Late cycle investing: UBS AM advocates increased core allocation

Late cycle vintage higher risk funds historically have on average underperformed due to elevated asset purchase prices and lower economic growth to support the pickup in demand needed to achieve the rental levels business plans are underwritten at.

In a nutshell, this is why it can be ‘tricky’ to invest at this stage of the cycle. UBS-AM Real Estate & Private Markets advocates the largest allocation of new capital to core, more than we would have 12 or 18 months ago.

“Within core, however, we caution against portfolio churn. Returns have narrowed and transaction costs are high. It would make more sense to upgrade existing holdings than to acquire new ones. Thus, we will believe there is a rationale for sizeable value-add allocations – perhaps of the lighter, income-enhancing variety. We are conscious that the frontiers between core, core+, and value-add can blur.

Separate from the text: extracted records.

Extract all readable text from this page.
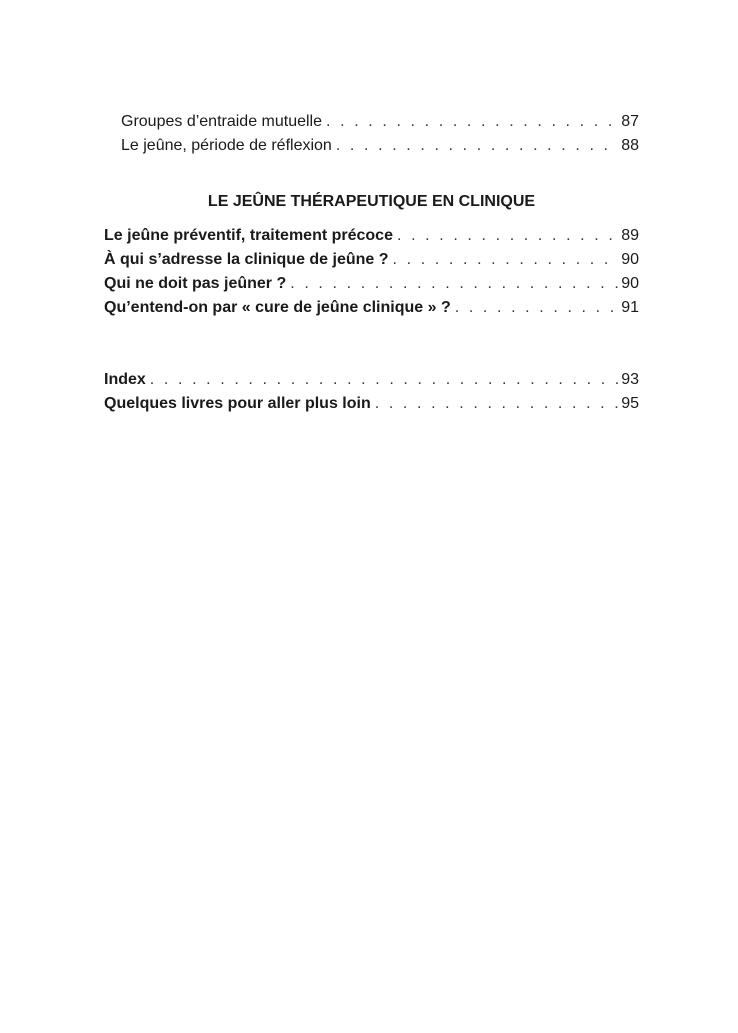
Groupes d’entraide mutuelle . . .	87
Le jeûne, période de réflexion . . .	88
LE JEÛNE THÉRAPEUTIQUE EN CLINIQUE
Le jeûne préventif, traitement précoce . . .	89
À qui s’adresse la clinique de jeûne ? . . .	90
Qui ne doit pas jeûner ? . . .	90
Qu’entend-on par « cure de jeûne clinique » ? . . .	91
Index . . .	93
Quelques livres pour aller plus loin . . .	95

“And what about pure-play high risk strategies? There is little if any distress and with both land and construction costs elevated and rising, speculative development only adds up in isolated circumstances. We do think there will be very interesting retail recovery strategies in the near future, particularly in the US and the UK, but the pricing gap between buyers and sellers is still too wide. We remain very selective in this high-risk space.”

European demand

Take-up is stable and rents continue to rise despite softening fundamentals. The development pipeline remains muted in most locations. On the demand side, 2018 was a difficult year for the eurozone. GDP has been sluggish across most of the major economies, with the main area of weakness was the industrial sector notably in German manufacturing and in the automotive sector.

However, UBS-AM says we have seen a synchronized drop, with France, Italy and Spain also reporting weak numbers exacerbated by political effects, including trade tensions, the slowdown in China, volatility in financial markets and the UK’s looming exit from the EU which are all weighing heavily on sentiment.

There are signs this is feeding into the office occupier market, says UBS-AM:

  • Most of the German cities saw flat to negative leasing activity when compared with 2017. Berlin, which has seen strong growth in tenant demand, saw take-up fall by around 9% while Frankfurt (-13.5%) also had a soft year. This will be of particular concern to the many investors who are betting on Frankfurt as a winner from the Brexit process;
  • Portuguese cities Porto (+177%) and Lisbon (+23.2%) saw sharp increases, albeit from a small base; and
  • UK regional cities saw high levels of take-up, although this was largely on the back of public sector deals. Nonetheless, Glasgow, Liverpool and Manchester all saw take-up rise by over 50%, an impressive outturn no matter what the driver was.